The travel analysts OAG track fluctuating air capacity for every country and airline on the planet. Its data shows how, since the Covid-19 outbreak began spreading around the world in January, the number of available plane seats has fallen by more than 80% in the worst affected destinations.
Globally, capacity has been cut by 15.2%. But with many airlines flying with thousands of empty seats, the decline in actual passenger numbers is likely to be far higher. Furthermore, the impact of America’s ban on flights from Europe, announced last week, is not yet reflected in the figures.
Worst hit are China and its neighbours. In the week commencing January 20, 16,882,726 seats were offered on flights to and from the world’s most populous country. This week the figure is 8,987,474, a fall of 46.8%. While dramatically lower, this actually represents a significant rally after a weekly low of 4,690,056 seats in mid-February. The special administrative region of Hong Kong has seen no such rebound: 844,156 seats were available from January 20-26, for March 16-22 the figure is just 165,589 – a fall of 80.4%. Mongolia has seen an even sharper collapse in weekly air capacity, from 13,152 to 2,024 (down 84.6%).
Japan (down 22.3%), Thailand (down 33.1%), Vietnam (down 26.8%) and Malaysia (down 29%), all countries that rely on Chinese tourism, have also witnessed big falls in air capacity.
South Korea, the country in Asia, after China, worst affected by coronavirus, has also taken a big hit. From January 20-26, 1,823,750 plane seats were on offer; this week it’s 710,558 (down 61%).

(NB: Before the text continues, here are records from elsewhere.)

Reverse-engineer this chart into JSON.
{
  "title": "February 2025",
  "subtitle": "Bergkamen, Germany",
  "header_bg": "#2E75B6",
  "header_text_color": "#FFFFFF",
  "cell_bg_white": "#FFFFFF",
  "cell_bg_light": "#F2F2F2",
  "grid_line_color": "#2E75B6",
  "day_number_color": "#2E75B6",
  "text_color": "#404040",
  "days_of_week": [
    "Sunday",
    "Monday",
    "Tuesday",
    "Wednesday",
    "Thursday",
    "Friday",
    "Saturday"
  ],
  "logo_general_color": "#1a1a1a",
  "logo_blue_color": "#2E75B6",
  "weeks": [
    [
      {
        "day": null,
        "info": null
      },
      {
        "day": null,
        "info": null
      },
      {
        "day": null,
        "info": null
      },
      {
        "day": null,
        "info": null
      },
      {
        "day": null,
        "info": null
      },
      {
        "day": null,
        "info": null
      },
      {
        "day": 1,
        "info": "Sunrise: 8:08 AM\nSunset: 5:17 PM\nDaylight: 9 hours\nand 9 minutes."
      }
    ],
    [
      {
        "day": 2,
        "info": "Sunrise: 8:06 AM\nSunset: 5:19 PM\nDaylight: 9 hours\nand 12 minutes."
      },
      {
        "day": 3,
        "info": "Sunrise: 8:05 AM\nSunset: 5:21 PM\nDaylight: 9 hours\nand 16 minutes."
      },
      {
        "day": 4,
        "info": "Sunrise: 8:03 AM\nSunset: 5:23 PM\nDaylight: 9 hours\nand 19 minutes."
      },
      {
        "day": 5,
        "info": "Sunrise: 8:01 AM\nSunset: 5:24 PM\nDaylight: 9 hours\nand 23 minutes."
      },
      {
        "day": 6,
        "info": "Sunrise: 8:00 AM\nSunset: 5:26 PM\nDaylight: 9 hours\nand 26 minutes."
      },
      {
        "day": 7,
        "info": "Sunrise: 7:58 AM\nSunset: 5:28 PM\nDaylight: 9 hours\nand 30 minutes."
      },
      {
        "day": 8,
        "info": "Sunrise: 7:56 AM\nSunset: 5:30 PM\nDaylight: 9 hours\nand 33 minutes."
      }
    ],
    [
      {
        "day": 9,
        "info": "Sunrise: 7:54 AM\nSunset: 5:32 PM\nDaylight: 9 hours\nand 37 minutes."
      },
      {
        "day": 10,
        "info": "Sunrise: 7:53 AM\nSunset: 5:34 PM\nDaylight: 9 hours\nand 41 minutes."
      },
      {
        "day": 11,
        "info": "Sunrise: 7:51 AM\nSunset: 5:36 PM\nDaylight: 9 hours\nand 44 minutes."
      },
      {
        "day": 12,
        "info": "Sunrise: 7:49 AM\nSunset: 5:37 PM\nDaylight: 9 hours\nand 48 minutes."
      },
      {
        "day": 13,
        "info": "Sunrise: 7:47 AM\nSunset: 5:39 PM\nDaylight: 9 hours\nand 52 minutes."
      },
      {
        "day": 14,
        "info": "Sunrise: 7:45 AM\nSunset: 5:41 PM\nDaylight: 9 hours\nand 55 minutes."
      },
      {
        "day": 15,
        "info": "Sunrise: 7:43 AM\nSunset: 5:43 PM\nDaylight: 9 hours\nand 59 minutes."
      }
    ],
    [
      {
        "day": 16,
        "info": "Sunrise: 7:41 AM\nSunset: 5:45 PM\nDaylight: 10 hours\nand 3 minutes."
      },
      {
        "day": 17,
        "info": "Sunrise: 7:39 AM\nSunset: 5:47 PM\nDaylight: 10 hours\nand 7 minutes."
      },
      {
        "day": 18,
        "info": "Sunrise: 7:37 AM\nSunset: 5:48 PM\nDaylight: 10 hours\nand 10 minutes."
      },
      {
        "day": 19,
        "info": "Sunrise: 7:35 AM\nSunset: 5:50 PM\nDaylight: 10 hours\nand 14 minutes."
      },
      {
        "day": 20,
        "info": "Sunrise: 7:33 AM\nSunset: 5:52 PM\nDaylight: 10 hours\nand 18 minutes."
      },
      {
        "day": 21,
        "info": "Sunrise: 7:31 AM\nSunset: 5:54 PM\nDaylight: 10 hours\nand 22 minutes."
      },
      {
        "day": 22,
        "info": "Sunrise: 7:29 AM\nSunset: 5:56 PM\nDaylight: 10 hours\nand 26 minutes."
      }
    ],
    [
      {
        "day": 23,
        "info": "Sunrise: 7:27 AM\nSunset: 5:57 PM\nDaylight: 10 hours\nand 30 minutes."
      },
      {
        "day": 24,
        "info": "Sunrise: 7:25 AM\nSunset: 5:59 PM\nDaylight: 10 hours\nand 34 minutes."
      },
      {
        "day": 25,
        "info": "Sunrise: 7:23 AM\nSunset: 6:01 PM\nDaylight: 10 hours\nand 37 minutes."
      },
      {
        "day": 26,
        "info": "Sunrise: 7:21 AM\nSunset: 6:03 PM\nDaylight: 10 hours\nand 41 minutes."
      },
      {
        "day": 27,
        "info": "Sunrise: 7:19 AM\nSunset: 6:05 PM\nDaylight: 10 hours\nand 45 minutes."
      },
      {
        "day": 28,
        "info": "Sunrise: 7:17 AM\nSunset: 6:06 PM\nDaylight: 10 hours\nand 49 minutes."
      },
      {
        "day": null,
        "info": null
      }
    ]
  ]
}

In Europe, it is Italy that has been bearing the brunt. The whole country has been on lockdown since last week and airlines have been forced to cancel hundreds of flights. At the start of the year there were 1,775,401 weekly seats available on air services to and from the country; now it’s just 500,577 (down 71.8%).
Germany (down 21.2%) and Turkey (down 15.3%) have also seen significant drops.

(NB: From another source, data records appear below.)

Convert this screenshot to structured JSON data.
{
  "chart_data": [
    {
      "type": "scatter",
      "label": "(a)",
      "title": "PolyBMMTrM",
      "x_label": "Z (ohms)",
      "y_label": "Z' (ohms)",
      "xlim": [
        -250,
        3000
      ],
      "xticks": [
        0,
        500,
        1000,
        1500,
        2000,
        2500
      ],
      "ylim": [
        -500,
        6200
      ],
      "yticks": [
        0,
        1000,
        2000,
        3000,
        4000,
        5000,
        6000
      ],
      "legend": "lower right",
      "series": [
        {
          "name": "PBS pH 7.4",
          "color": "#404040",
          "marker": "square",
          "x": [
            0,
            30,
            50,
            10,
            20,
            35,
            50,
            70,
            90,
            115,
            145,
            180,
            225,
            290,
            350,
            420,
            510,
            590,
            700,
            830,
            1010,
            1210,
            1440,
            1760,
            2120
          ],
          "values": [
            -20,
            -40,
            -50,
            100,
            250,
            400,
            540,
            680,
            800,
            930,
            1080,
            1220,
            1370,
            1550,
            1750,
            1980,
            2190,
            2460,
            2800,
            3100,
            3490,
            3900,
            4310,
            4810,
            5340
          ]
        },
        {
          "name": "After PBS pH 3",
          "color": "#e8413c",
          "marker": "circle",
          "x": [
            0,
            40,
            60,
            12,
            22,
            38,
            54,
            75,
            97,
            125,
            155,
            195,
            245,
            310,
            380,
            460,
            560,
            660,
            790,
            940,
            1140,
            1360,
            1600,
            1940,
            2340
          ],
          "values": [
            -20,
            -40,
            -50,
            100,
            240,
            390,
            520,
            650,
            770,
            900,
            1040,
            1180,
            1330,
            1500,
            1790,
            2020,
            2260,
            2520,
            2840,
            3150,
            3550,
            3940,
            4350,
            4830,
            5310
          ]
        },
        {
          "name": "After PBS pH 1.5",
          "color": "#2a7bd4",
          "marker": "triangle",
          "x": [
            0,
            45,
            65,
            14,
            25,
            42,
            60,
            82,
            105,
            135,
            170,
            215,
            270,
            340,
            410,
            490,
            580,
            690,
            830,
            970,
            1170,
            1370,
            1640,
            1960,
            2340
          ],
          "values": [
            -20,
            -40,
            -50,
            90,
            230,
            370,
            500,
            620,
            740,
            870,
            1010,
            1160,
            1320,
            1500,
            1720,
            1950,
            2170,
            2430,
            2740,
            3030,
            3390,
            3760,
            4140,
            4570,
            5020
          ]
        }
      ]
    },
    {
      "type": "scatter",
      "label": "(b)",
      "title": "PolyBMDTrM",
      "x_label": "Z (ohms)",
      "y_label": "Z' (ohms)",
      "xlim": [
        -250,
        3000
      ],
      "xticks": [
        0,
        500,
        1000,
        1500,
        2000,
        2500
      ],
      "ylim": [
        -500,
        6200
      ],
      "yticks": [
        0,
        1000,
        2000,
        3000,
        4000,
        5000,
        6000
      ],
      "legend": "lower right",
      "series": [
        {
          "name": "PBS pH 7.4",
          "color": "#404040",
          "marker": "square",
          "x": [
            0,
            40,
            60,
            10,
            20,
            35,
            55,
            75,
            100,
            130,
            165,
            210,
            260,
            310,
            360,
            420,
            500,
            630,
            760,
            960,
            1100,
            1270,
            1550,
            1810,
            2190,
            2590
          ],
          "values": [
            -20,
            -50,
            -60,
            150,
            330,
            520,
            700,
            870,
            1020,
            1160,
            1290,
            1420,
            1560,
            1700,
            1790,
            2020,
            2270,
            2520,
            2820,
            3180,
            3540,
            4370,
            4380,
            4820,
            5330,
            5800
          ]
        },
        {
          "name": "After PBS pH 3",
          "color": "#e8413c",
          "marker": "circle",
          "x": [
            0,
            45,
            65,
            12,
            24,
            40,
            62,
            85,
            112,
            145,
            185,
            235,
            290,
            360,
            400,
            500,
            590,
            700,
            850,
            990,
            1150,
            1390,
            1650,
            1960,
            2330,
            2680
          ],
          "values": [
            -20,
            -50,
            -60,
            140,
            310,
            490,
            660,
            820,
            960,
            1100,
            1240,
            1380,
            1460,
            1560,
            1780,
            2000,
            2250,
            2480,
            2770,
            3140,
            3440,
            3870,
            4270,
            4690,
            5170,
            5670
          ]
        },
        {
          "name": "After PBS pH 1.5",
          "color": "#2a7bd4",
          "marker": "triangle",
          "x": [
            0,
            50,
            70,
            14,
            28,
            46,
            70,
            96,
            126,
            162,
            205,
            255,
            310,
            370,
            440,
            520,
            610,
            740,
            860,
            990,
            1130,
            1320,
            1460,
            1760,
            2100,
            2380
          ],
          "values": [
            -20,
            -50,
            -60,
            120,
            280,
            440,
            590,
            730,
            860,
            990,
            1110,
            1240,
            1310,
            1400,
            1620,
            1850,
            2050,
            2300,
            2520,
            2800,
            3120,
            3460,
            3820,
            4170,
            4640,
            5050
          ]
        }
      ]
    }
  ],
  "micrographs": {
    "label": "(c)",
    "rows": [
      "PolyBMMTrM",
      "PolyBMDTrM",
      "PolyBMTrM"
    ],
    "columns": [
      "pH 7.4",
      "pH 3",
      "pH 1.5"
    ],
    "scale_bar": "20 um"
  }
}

In terms of airlines, OAG’s figures present few surprises. China’s carriers have cut services by up to 88.9% (the figure for Hong Kong Airlines), Alitalia has cut capacity by 78.1%, while Lufthansa (down 42.2%), SWISS (down 43.1%), and even Ryanair (down 29.7%) are suffering.
The impact on British Airways is not yet apparent – it offered 1,089,286 weekly seats in January; this week it’s 1,026,345 – but this is just the start. Countries around the world are closing their borders, or introducing strict restrictions on arrivals from countries with major coronavirus outbreaks, and airlines are decimating their schedules (Norwegian, for example, has just suspended 85% of all its flights; Virgin Atlantic likewise). Today the Foreign Office advised Britons against all but essential overseas travel for the next 30 days. Expect the figures for next week, particularly for UK airlines, to be even more shocking.

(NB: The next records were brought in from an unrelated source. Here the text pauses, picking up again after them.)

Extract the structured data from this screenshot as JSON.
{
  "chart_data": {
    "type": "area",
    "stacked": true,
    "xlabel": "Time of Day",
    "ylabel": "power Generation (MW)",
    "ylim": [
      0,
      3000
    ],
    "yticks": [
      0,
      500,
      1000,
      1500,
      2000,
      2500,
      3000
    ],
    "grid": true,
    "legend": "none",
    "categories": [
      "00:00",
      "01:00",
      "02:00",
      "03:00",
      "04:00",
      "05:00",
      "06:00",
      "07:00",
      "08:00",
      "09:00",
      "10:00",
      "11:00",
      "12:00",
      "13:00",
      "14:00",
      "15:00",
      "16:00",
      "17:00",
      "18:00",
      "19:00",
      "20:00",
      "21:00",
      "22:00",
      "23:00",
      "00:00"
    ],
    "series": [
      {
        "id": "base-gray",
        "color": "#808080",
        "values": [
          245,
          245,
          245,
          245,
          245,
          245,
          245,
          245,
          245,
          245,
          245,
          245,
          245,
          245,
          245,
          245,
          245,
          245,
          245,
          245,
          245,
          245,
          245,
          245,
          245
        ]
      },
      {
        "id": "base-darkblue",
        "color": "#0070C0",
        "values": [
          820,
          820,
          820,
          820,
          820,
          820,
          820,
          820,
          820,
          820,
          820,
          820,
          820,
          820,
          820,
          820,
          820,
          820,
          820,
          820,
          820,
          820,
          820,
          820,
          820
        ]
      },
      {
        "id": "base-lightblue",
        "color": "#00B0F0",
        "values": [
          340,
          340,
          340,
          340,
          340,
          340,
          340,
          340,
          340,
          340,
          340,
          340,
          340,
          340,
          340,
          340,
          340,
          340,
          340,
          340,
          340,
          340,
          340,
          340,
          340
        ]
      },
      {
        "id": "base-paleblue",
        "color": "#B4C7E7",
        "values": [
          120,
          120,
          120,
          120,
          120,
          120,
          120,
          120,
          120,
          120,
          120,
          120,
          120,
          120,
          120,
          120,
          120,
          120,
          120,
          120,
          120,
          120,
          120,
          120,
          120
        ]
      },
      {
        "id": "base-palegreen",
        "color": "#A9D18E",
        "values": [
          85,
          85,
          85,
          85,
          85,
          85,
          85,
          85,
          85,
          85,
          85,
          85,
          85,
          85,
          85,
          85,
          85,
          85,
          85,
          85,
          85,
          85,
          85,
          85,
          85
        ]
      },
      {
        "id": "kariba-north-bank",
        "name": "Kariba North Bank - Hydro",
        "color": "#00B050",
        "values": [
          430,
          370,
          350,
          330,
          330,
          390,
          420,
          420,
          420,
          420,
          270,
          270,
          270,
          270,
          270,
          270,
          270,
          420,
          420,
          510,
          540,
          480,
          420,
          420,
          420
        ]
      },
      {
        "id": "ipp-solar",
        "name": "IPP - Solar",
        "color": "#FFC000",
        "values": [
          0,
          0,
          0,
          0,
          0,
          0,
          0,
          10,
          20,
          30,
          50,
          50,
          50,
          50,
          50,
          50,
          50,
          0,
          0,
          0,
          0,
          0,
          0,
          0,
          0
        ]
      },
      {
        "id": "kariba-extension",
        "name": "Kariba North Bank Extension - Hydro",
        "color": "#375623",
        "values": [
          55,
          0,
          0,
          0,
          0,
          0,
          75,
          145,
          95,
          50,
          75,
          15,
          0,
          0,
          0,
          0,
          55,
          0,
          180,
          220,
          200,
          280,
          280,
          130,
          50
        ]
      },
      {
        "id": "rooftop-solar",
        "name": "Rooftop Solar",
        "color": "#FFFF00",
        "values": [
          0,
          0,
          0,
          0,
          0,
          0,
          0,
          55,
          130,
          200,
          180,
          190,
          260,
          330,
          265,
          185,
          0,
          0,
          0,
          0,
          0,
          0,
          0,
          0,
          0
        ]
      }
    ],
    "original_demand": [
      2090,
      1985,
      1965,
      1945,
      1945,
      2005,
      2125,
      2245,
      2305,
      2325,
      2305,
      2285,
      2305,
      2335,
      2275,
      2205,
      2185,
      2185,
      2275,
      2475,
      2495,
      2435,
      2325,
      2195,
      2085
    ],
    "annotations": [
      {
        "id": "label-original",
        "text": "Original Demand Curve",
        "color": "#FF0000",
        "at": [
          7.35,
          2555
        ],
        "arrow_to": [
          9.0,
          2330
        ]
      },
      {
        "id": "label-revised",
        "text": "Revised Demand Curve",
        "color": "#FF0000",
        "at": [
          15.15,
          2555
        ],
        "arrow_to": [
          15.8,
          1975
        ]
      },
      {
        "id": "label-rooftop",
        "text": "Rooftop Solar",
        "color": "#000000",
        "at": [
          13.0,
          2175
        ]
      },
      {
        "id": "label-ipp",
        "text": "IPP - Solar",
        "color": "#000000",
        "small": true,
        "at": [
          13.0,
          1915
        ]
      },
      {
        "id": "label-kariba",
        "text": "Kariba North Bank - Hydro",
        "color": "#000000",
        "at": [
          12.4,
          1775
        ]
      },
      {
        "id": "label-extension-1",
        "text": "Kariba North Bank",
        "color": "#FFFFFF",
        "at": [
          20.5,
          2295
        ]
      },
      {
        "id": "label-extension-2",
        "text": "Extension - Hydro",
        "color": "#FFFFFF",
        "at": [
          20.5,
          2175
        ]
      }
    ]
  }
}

According to John Grant, senior analyst at OAG, the scale of the global aviation shutdown is unprecedented. “This has never been seen before, and the impact not just on aviation but global trade will be immense,” he said. “Furthermore, it has the potential to go deeper before any shoots of recovery appear. It’s really a matter of time for some markets that are less impacted to see the same results as we are now seeing in Europe.” For many airlines, he added, collapse could be “weeks away”.